Are All Men Equal? A Lesson in Logical Equivocation
Is logic really relevant in today’s culture?
All men are equal. You have heard it touted by advocates on all flanks. In our Challenge B class, we have recently looked at current cultural issues that commonly use that argument: All men are equal and so should have equal rights. Turning this into a Categorical Syllogism, we arrived at:
All equal beings are deserving of equal rights. (Major Premise)
All men are equal beings. (Minor Premise)
Therefore, all men are deserving of equal rights. (Conclusion)
The battle cry in question comes from the Minor Premise.
While this argument is logically valid, it is neither true nor sound. How so? As in any argument, debate, or even persuasive essay we must define the terms. What does “equal” mean? The dictionary tells us it means “the same as” or “of equal value.”
In the Minor Premise, the word suggests “of equal value,” equal worth. This was the original meaning. It invokes a sense of higher power, of higher authority, even though it is most often misquoted in order to eliminate the Source of that authority. “All men are created equal,” not “All men are equal.” Interestingly, many groups using this misquote from the Declaration of Independence are the same groups that vehemently pronounce the Declaration is not a “founding document” (thereby eliminating the idea that rights are endowed by the Creator rather than the State).

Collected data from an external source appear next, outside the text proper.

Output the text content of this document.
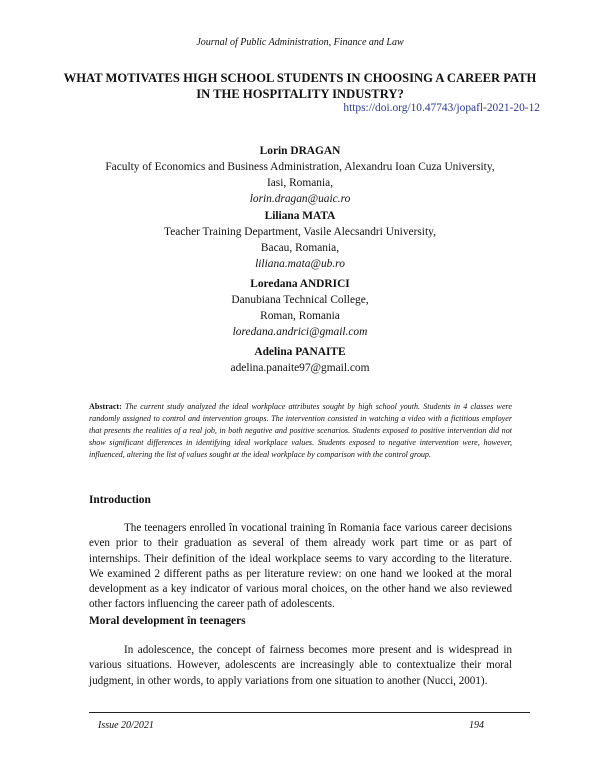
Journal of Public Administration, Finance and Law
WHAT MOTIVATES HIGH SCHOOL STUDENTS IN CHOOSING A CAREER PATH IN THE HOSPITALITY INDUSTRY?
https://doi.org/10.47743/jopafl-2021-20-12
Lorin DRAGAN
Faculty of Economics and Business Administration, Alexandru Ioan Cuza University,
Iasi, Romania,
lorin.dragan@uaic.ro
Liliana MATA
Teacher Training Department, Vasile Alecsandri University,
Bacau, Romania,
liliana.mata@ub.ro
Loredana ANDRICI
Danubiana Technical College,
Roman, Romania
loredana.andrici@gmail.com
Adelina PANAITE
adelina.panaite97@gmail.com
Abstract: The current study analyzed the ideal workplace attributes sought by high school youth. Students in 4 classes were randomly assigned to control and intervention groups. The intervention consisted in watching a video with a fictitious employer that presents the realities of a real job, in both negative and positive scenarios. Students exposed to positive intervention did not show significant differences in identifying ideal workplace values. Students exposed to negative intervention were, however, influenced, altering the list of values sought at the ideal workplace by comparison with the control group.
Introduction
The teenagers enrolled în vocational training în Romania face various career decisions even prior to their graduation as several of them already work part time or as part of internships. Their definition of the ideal workplace seems to vary according to the literature. We examined 2 different paths as per literature review: on one hand we looked at the moral development as a key indicator of various moral choices, on the other hand we also reviewed other factors influencing the career path of adolescents.
Moral development în teenagers
In adolescence, the concept of fairness becomes more present and is widespread in various situations. However, adolescents are increasingly able to contextualize their moral judgment, in other words, to apply variations from one situation to another (Nucci, 2001).
Issue 20/2021	194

However, in the Major Premise, the word takes on a different undertone. Here, it abandons the original definition and mutates to the idea that all humans are “the same as” all other humans. The implication is that all humans with a pulse are worthy of equal rights. But is this true? Are all humans really equal in this manner? And are they all deserving of equal rights?
Yes, all men retain their value as creatures made in the image of God, but do all men retain their equal status, and thence, equal rights? Do they maintain their status as “the same as” everyone else? Prisoners do not. They are not considered “the same as” everyone else and their equal status is revoked. Once their behavior becomes illegal and they are imprisoned, they cede their right to take a walk in the park. Once a compulsive kleptomaniac’s behavior is discovered, he is no longer “the same as” the rest and loses his right to work at the bank. People who lie under oath commonly do not retain their right to maintain positions requiring great trust. Felons do not retain their right to carry a gun or to vote. People who promote marital infidelity or champion child neglect generally relinquish their right to give advice to newlyweds or new parents. Our culture readily accepts this idea and has an established pattern of classifying some as not “the same as” the rest, based on their behavior. This societal norm denies rights to people based on illegal or immoral behavior. What does this mean? It means that while all men possess equal value, they do not necessarily possess or deserve equal rights. So, what does “equal” mean in this, the Major Premise? In the much-used argument, it is obvious that “equal” does not mean “created equal,” it does not mean “of equal value.” Instead, it means “everyone is the same as everyone else, regardless of behavior.”
So, where does that leave us? We have a valid argument presented to us, but a term has tacitly changed its meaning midstream. In logic, this is called the Fallacy of Equivocation. An example: “Man shall not live by bread alone, but by every word that proceedeth out of the mouth of God” (Matt. 4:4, KJV). Since you are a woman, you are not commanded to be obedient to God’s Word. Here, the term “man” changes meaning midstream, committing the Fallacy of Equivocation. And the argument logically falls apart.
If we have an obviously fallacious argument, how is it that people are so easily convinced by it?
If we accept the idea that people lose rights when departing from established standards of behavior (and we do), then the only recourse is to deny that those established standards of behavior are legitimate. And that is where our culture has landed, in the land of denial. Deny that any standards of behavior exist and the fallacious argument now seemingly holds water. If we can be convinced that our nation was not founded on biblical standards of behavior, then we cannot appeal to those standards to prove our indictment of Equivocation. If you believe that our nation was not founded on God’s principles, you will assume you have the right to a godless school system and a godless government, and you will assume that you are “equal” to everyone else, regardless of your actions. When the standards by which we define “equal” are rejected, the fallacy seems to disintegrate, and people become inclined to believe that any behavior is acceptable, and that their immoral, ungodly behavior has no effect on their status as “the same as” anyone else. Essentially, this is like proclaiming that your boss has no right to discriminate against you (or fire you) for stealing the company’s money, because stealing the company’s money breaks no standard of behavior.
Seems simple enough, but, unfortunately, our culture is full of gullible “bosses” who are more and more believing that stealing company money is not only acceptable, but is, indeed, noble!
Even the Challenge B students, eighth-graders with young minds, are beginning to grasp how valuable a tool logic is and how relevant it can be in our current culture. Giving them the tools and training to logically think through relevant issues is a critical advantage that Classical Conversations affords. And hopefully, by the grace of God, they will make a lasting impact on our culture, showing that while all men are created equal, any man can squander his status as “the-same-as-the-next-guy,” by departing from the standards God has laid out in life’s instruction manual.